15/10/2011

musique et surprise

Music for a while, il y a un morceau de Purcell qui s’appelle comme ça, Music for a while, je crois que c’est un morceau qui va avec une journée un peu mélancolique d’automne, je ne sais pas de quoi ça parle, mais c’est très lent et très poignant, et ça dit qu’on a le droit de s’occuper seulement de la musique de temps en temps, pas tout le temps, mais « pendant un moment », for a while, qu’on n’est pas obligé de penser sans arrêt aux mouvements des indignés dans le monde, aux tensions conjugales et à la crise économique, mais qu’on peut simplement fermer les yeux et ouvrir les oreilles et jouir de la musique pendant un moment. Ce mot en anglais while, il est très beau parce que c’est indéfini comme durée ; ça veut dire « un certain temps », c’est-à-dire un temps incertain, et ça me donne envie de pleurer parce que ce sont les seuls moments, pendant la musique et pendant l’amour, où le temps est justement suspendu, où il n’est plus compté, où les minutes et les secondes ne comptent plus, où elles s’écoulent et je suis prise toute entière par ce qui m’arrive dans leur écoulement, la jouissance musicale et la jouissance amoureuse --- quelle blague, mais non je plaisante, j’essaie de me soustraire à une pile de corrections qui m’attend ; au lieu de vaquer à mon travail, je divague.

Bon, encore un paragraphe et je retourne à mes moutons. Pas sur la musique, mais sur quelque chose qui m’a surpris au point de me faire verser le café sur les papiers que j’avais sortis sur la table. Chez Stella’s, une pâtisserie assez chaleureuse, à 10h du matin, j’avais rendez-vous avec Laurie. Depuis trois jours, on échange en anglais par courriel, sur le program de bénévolat du Musée des Beaux-Arts où des étudiants en éducation pourraient se faire une place.

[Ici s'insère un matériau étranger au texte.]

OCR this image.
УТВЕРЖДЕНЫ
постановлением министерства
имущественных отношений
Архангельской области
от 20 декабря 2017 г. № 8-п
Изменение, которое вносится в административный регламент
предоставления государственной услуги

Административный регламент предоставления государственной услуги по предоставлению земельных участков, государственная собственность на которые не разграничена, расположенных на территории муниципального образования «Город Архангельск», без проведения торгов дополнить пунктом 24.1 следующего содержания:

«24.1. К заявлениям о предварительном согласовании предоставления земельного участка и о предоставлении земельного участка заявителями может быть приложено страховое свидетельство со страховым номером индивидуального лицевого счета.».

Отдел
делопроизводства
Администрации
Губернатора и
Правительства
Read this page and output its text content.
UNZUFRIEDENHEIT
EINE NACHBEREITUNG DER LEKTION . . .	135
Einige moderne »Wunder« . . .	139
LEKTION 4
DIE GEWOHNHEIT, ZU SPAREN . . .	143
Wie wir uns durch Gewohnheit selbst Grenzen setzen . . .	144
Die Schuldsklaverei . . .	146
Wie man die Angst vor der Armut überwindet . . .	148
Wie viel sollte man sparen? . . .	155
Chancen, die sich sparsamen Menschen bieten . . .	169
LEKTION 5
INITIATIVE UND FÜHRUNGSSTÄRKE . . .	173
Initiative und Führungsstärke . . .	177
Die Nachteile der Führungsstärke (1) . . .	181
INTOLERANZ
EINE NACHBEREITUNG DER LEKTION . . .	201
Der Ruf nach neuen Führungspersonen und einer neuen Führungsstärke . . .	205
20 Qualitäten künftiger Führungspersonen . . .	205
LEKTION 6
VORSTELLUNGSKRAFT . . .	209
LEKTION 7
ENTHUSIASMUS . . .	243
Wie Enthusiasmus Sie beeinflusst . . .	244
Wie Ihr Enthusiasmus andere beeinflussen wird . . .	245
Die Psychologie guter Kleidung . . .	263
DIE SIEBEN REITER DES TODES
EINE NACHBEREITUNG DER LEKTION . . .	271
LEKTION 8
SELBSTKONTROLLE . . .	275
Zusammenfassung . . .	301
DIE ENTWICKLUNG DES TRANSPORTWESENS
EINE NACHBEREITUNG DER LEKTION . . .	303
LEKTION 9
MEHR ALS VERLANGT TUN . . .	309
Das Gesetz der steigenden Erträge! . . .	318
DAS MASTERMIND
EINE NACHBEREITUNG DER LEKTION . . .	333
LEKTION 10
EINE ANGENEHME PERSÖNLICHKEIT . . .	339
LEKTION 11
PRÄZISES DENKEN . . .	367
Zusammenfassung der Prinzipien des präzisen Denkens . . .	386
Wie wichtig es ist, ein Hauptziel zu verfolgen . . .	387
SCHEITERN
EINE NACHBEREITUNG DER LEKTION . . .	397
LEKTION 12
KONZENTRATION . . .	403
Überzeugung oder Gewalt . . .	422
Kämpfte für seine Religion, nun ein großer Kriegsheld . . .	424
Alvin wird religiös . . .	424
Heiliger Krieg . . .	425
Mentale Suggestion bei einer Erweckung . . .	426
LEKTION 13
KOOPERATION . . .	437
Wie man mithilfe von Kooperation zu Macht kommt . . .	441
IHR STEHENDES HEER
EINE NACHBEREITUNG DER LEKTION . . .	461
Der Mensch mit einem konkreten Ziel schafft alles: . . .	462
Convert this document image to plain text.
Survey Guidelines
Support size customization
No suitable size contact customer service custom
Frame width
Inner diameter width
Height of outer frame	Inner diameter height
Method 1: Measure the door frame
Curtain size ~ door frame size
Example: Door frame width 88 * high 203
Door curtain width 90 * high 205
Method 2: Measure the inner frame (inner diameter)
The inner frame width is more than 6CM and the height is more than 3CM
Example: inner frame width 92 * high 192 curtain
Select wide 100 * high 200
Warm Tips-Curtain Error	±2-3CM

Enfin, ce matin, on allait prendre un café ensemble. Vous pensez bien que Laurie, je l’avais imaginée une jolie femme, un peu artiste et artistique, qui s’intéresse à l’art. Mais non, Laurie était un homme, assez rustre et virile, dont j’ai appris que depuis quinze ans, il entraîne une équipe de soccer. Lorsqu’il m’a tendu la main : Laurie, nice to meet you !, j’ai eu beau croire pour un instant qu’il s’était trompé de table. C’était bien lui, Laurie avec qui j’avais rendez-vous. Dix heures plus tard, je n’arrive toujours pas à intégrer qu’au Canada, Laurie, avec un « e » à la fin, c’est le prénom d’un homme. C’est peut-être comme Courtney, dont j’ai appris qu’en Australie, c’est le prénom d’un garçon, lorsqu’aux Etats-Unis, c’est une fille. Bizarres, ces prénoms anglophones... Mais bon.

Je lui ai demandé, à Laurie, qu’est-ce qu’il faisait au Musée des Beaux-Arts ? Pourquoi était-il là si le cœur le tirait vers le sport ? Assez surpris par ma surprise, il m’a répondu que non, il faisait bien ce travail au Musée, et il travaillait aussi à Manitoba Hydro, et il faisait aussi le boulot d’entraîneur d’équipe de soccer, ce qui lui plaisait le plus. Je ne lui ai pas demandé si jamais il dormait... Dans les prochaines cinq minutes, j’ai appris qu’il avait habité à Toronto, à Hamilton, à Halifax, à Phénix, et qu’il était rentré « au pays », à Winnipeg, il y avait 9 ans. Il racontait et racontait.. et moi, j’avais du mal à imaginer ces villes, ces vies, ces déménagements, les camions de meubles, les cartons, les routes infinies et les distances au Canada. Comment font certains pour raconter leur vie sans brin d’émotion, sans frémissement ni tremblement de voix ? Ça tient peut-être du mystère d’être homme, ou d'être Canadien, ou.. je ne sais pas. En tout cas, cette rencontre m’a appris quelque chose comme ça : que rien n’est acquis, que les surprises nous viennent là où on ne s’attend pas. Et je devrais ne pas en être trop choquée. Finalement, j’ai apprécié que cet homme m’ait raconté son histoire, car j’ai compris qu’il y a des choses dans la vie que les gens font avec du plaisir et de la légèreté, et que ça vaut la peine de les connaître. Un point c’est tout.